Browser Bot -- Automate Browsing Sequences with C++ (PART THREE)

DanRollins
CERTIFIED EXPERT
Published:
In PART ONE and PART TWO of this series, we created a simple dialog-based C++ program that opens a web page, populates some text boxes, and submits the form to a host.

In this article, PART THREE, we will navigate to a particular page of that site and collect some specific information.

There are many reasons to want to automate some browsing activities, but harvesting timely information from websites that provide it is perhaps the most common.  In this article, we'll surf to the Yahoo Movies page so we can get the start times of movies at a local theater.

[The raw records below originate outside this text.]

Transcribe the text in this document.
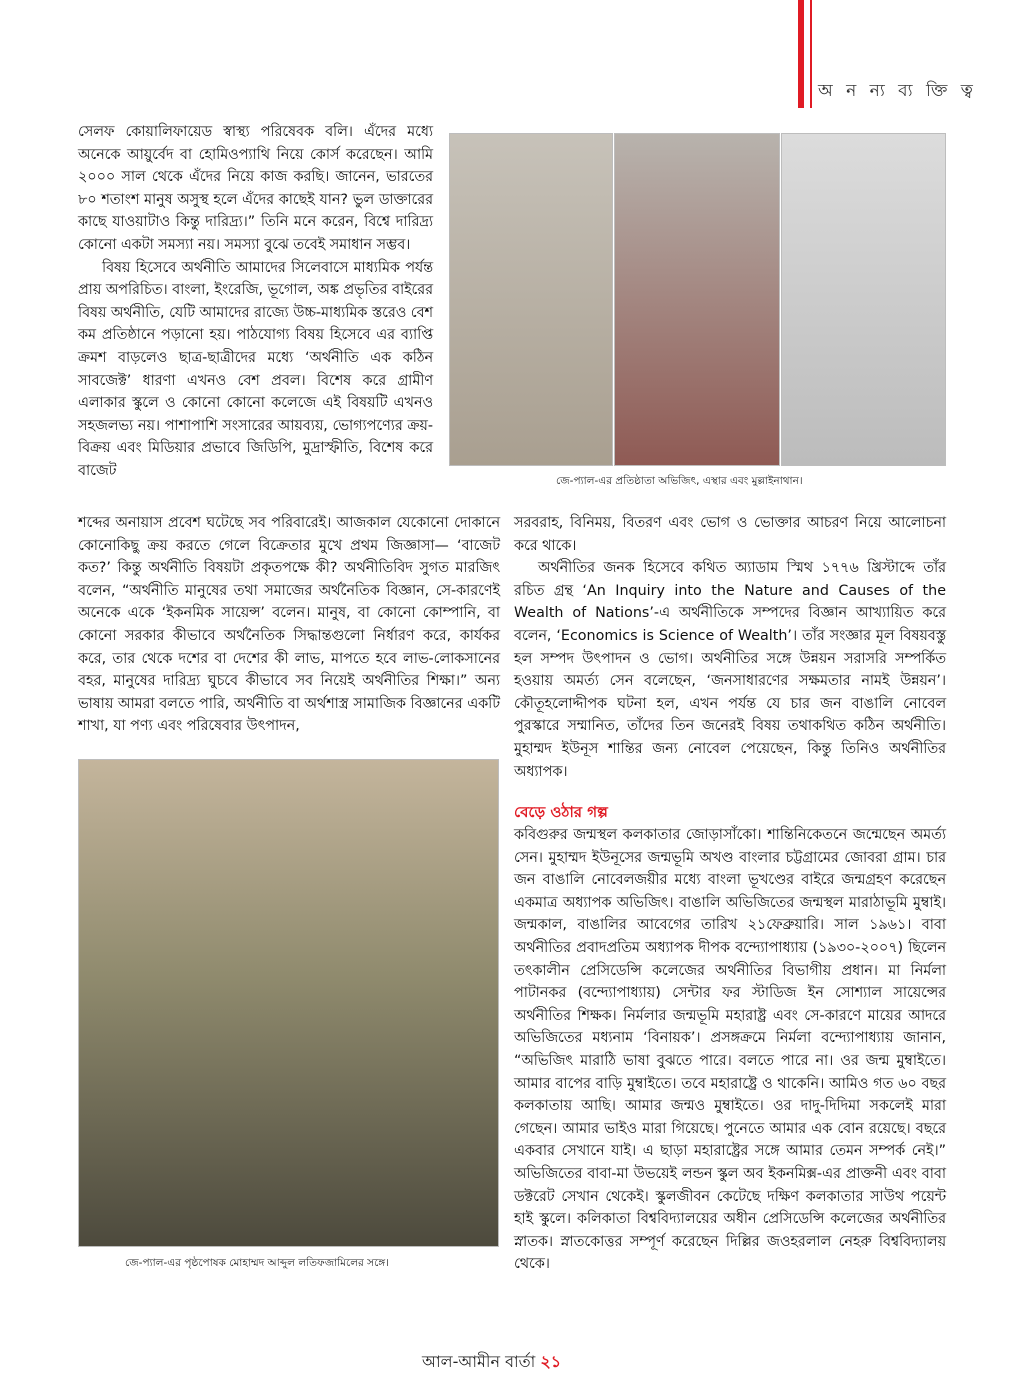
অ ন ন্য ব্য ক্তি ত্ব

সেলফ কোয়ালিফায়েড স্বাস্থ্য পরিষেবক বলি। এঁদের মধ্যে অনেকে আয়ুর্বেদ বা হোমিওপ্যাথি নিয়ে কোর্স করেছেন। আমি ২০০০ সাল থেকে এঁদের নিয়ে কাজ করছি। জানেন, ভারতের ৮০ শতাংশ মানুষ অসুস্থ হলে এঁদের কাছেই যান? ভুল ডাক্তারের কাছে যাওয়াটাও কিন্তু দারিদ্র্য।” তিনি মনে করেন, বিশ্বে দারিদ্র্য কোনো একটা সমস্যা নয়। সমস্যা বুঝে তবেই সমাধান সম্ভব।

বিষয় হিসেবে অর্থনীতি আমাদের সিলেবাসে মাধ্যমিক পর্যন্ত প্রায় অপরিচিত। বাংলা, ইংরেজি, ভূগোল, অঙ্ক প্রভৃতির বাইরের বিষয় অর্থনীতি, যেটি আমাদের রাজ্যে উচ্চ-মাধ্যমিক স্তরেও বেশ কম প্রতিষ্ঠানে পড়ানো হয়। পাঠযোগ্য বিষয় হিসেবে এর ব্যাপ্তি ক্রমশ বাড়লেও ছাত্র-ছাত্রীদের মধ্যে ‘অর্থনীতি এক কঠিন সাবজেক্ট’ ধারণা এখনও বেশ প্রবল। বিশেষ করে গ্রামীণ এলাকার স্কুলে ও কোনো কোনো কলেজে এই বিষয়টি এখনও সহজলভ্য নয়। পাশাপাশি সংসারের আয়ব্যয়, ভোগ্যপণ্যের ক্রয়-বিক্রয় এবং মিডিয়ার প্রভাবে জিডিপি, মুদ্রাস্ফীতি, বিশেষ করে বাজেট

জে-প্যাল-এর প্রতিষ্ঠাতা অভিজিৎ, এস্থার এবং মুল্লাইনাথান।

শব্দের অনায়াস প্রবেশ ঘটেছে সব পরিবারেই। আজকাল যেকোনো দোকানে কোনোকিছু ক্রয় করতে গেলে বিক্রেতার মুখে প্রথম জিজ্ঞাসা— ‘বাজেট কত?’ কিন্তু অর্থনীতি বিষয়টা প্রকৃতপক্ষে কী? অর্থনীতিবিদ সুগত মারজিৎ বলেন, “অর্থনীতি মানুষের তথা সমাজের অর্থনৈতিক বিজ্ঞান, সে-কারণেই অনেকে একে ‘ইকনমিক সায়েন্স’ বলেন। মানুষ, বা কোনো কোম্পানি, বা কোনো সরকার কীভাবে অর্থনৈতিক সিদ্ধান্তগুলো নির্ধারণ করে, কার্যকর করে, তার থেকে দশের বা দেশের কী লাভ, মাপতে হবে লাভ-লোকসানের বহর, মানুষের দারিদ্র্য ঘুচবে কীভাবে সব নিয়েই অর্থনীতির শিক্ষা।” অন্য ভাষায় আমরা বলতে পারি, অর্থনীতি বা অর্থশাস্ত্র সামাজিক বিজ্ঞানের একটি শাখা, যা পণ্য এবং পরিষেবার উৎপাদন,

সরবরাহ, বিনিময়, বিতরণ এবং ভোগ ও ভোক্তার আচরণ নিয়ে আলোচনা করে থাকে।

অর্থনীতির জনক হিসেবে কথিত অ্যাডাম স্মিথ ১৭৭৬ খ্রিস্টাব্দে তাঁর রচিত গ্রন্থ ‘An Inquiry into the Nature and Causes of the Wealth of Nations’-এ অর্থনীতিকে সম্পদের বিজ্ঞান আখ্যায়িত করে বলেন, ‘Economics is Science of Wealth’। তাঁর সংজ্ঞার মূল বিষয়বস্তু হল সম্পদ উৎপাদন ও ভোগ। অর্থনীতির সঙ্গে উন্নয়ন সরাসরি সম্পর্কিত হওয়ায় অমর্ত্য সেন বলেছেন, ‘জনসাধারণের সক্ষমতার নামই উন্নয়ন’। কৌতূহলোদ্দীপক ঘটনা হল, এখন পর্যন্ত যে চার জন বাঙালি নোবেল পুরস্কারে সম্মানিত, তাঁদের তিন জনেরই বিষয় তথাকথিত কঠিন অর্থনীতি। মুহাম্মদ ইউনূস শান্তির জন্য নোবেল পেয়েছেন, কিন্তু তিনিও অর্থনীতির অধ্যাপক।

জে-প্যাল-এর পৃষ্ঠপোষক মোহাম্মদ আব্দুল লতিফজামিলের সঙ্গে।
বেড়ে ওঠার গল্প

কবিগুরুর জন্মস্থল কলকাতার জোড়াসাঁকো। শান্তিনিকেতনে জন্মেছেন অমর্ত্য সেন। মুহাম্মদ ইউনূসের জন্মভূমি অখণ্ড বাংলার চট্টগ্রামের জোবরা গ্রাম। চার জন বাঙালি নোবেলজয়ীর মধ্যে বাংলা ভূখণ্ডের বাইরে জন্মগ্রহণ করেছেন একমাত্র অধ্যাপক অভিজিৎ। বাঙালি অভিজিতের জন্মস্থল মারাঠাভূমি মুম্বাই। জন্মকাল, বাঙালির আবেগের তারিখ ২১ফেব্রুয়ারি। সাল ১৯৬১। বাবা অর্থনীতির প্রবাদপ্রতিম অধ্যাপক দীপক বন্দ্যোপাধ্যায় (১৯৩০-২০০৭) ছিলেন তৎকালীন প্রেসিডেন্সি কলেজের অর্থনীতির বিভাগীয় প্রধান। মা নির্মলা পাটানকর (বন্দ্যোপাধ্যায়) সেন্টার ফর স্টাডিজ ইন সোশ্যাল সায়েন্সের অর্থনীতির শিক্ষক। নির্মলার জন্মভূমি মহারাষ্ট্র এবং সে-কারণে মায়ের আদরে অভিজিতের মধ্যনাম ‘বিনায়ক’। প্রসঙ্গক্রমে নির্মলা বন্দ্যোপাধ্যায় জানান, “অভিজিৎ মারাঠি ভাষা বুঝতে পারে। বলতে পারে না। ওর জন্ম মুম্বাইতে। আমার বাপের বাড়ি মুম্বাইতে। তবে মহারাষ্ট্রে ও থাকেনি। আমিও গত ৬০ বছর কলকাতায় আছি। আমার জন্মও মুম্বাইতে। ওর দাদু-দিদিমা সকলেই মারা গেছেন। আমার ভাইও মারা গিয়েছে। পুনেতে আমার এক বোন রয়েছে। বছরে একবার সেখানে যাই। এ ছাড়া মহারাষ্ট্রের সঙ্গে আমার তেমন সম্পর্ক নেই।” অভিজিতের বাবা-মা উভয়েই লন্ডন স্কুল অব ইকনমিক্স-এর প্রাক্তনী এবং বাবা ডক্টরেট সেখান থেকেই। স্কুলজীবন কেটেছে দক্ষিণ কলকাতার সাউথ পয়েন্ট হাই স্কুলে। কলিকাতা বিশ্ববিদ্যালয়ের অধীন প্রেসিডেন্সি কলেজের অর্থনীতির স্নাতক। স্নাতকোত্তর সম্পূর্ণ করেছেন দিল্লির জওহরলাল নেহরু বিশ্ববিদ্যালয় থেকে।

আল-আমীন বার্তা ২১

For demonstration purposes, we'll just collect some data and display it in a MessageBox.  A real webbot might analyze the data -- maybe locate reviews about each movie to help you decide what to see and perhaps plan a schedule so you could see two movies back-to-back with the minimum delay between shows.  Or if you used a bot to collect stock quotes, you might want to feed them into a spreadsheet to do trend analysis.  There is just no limit to what you can do once you know the techniques of automating a browser.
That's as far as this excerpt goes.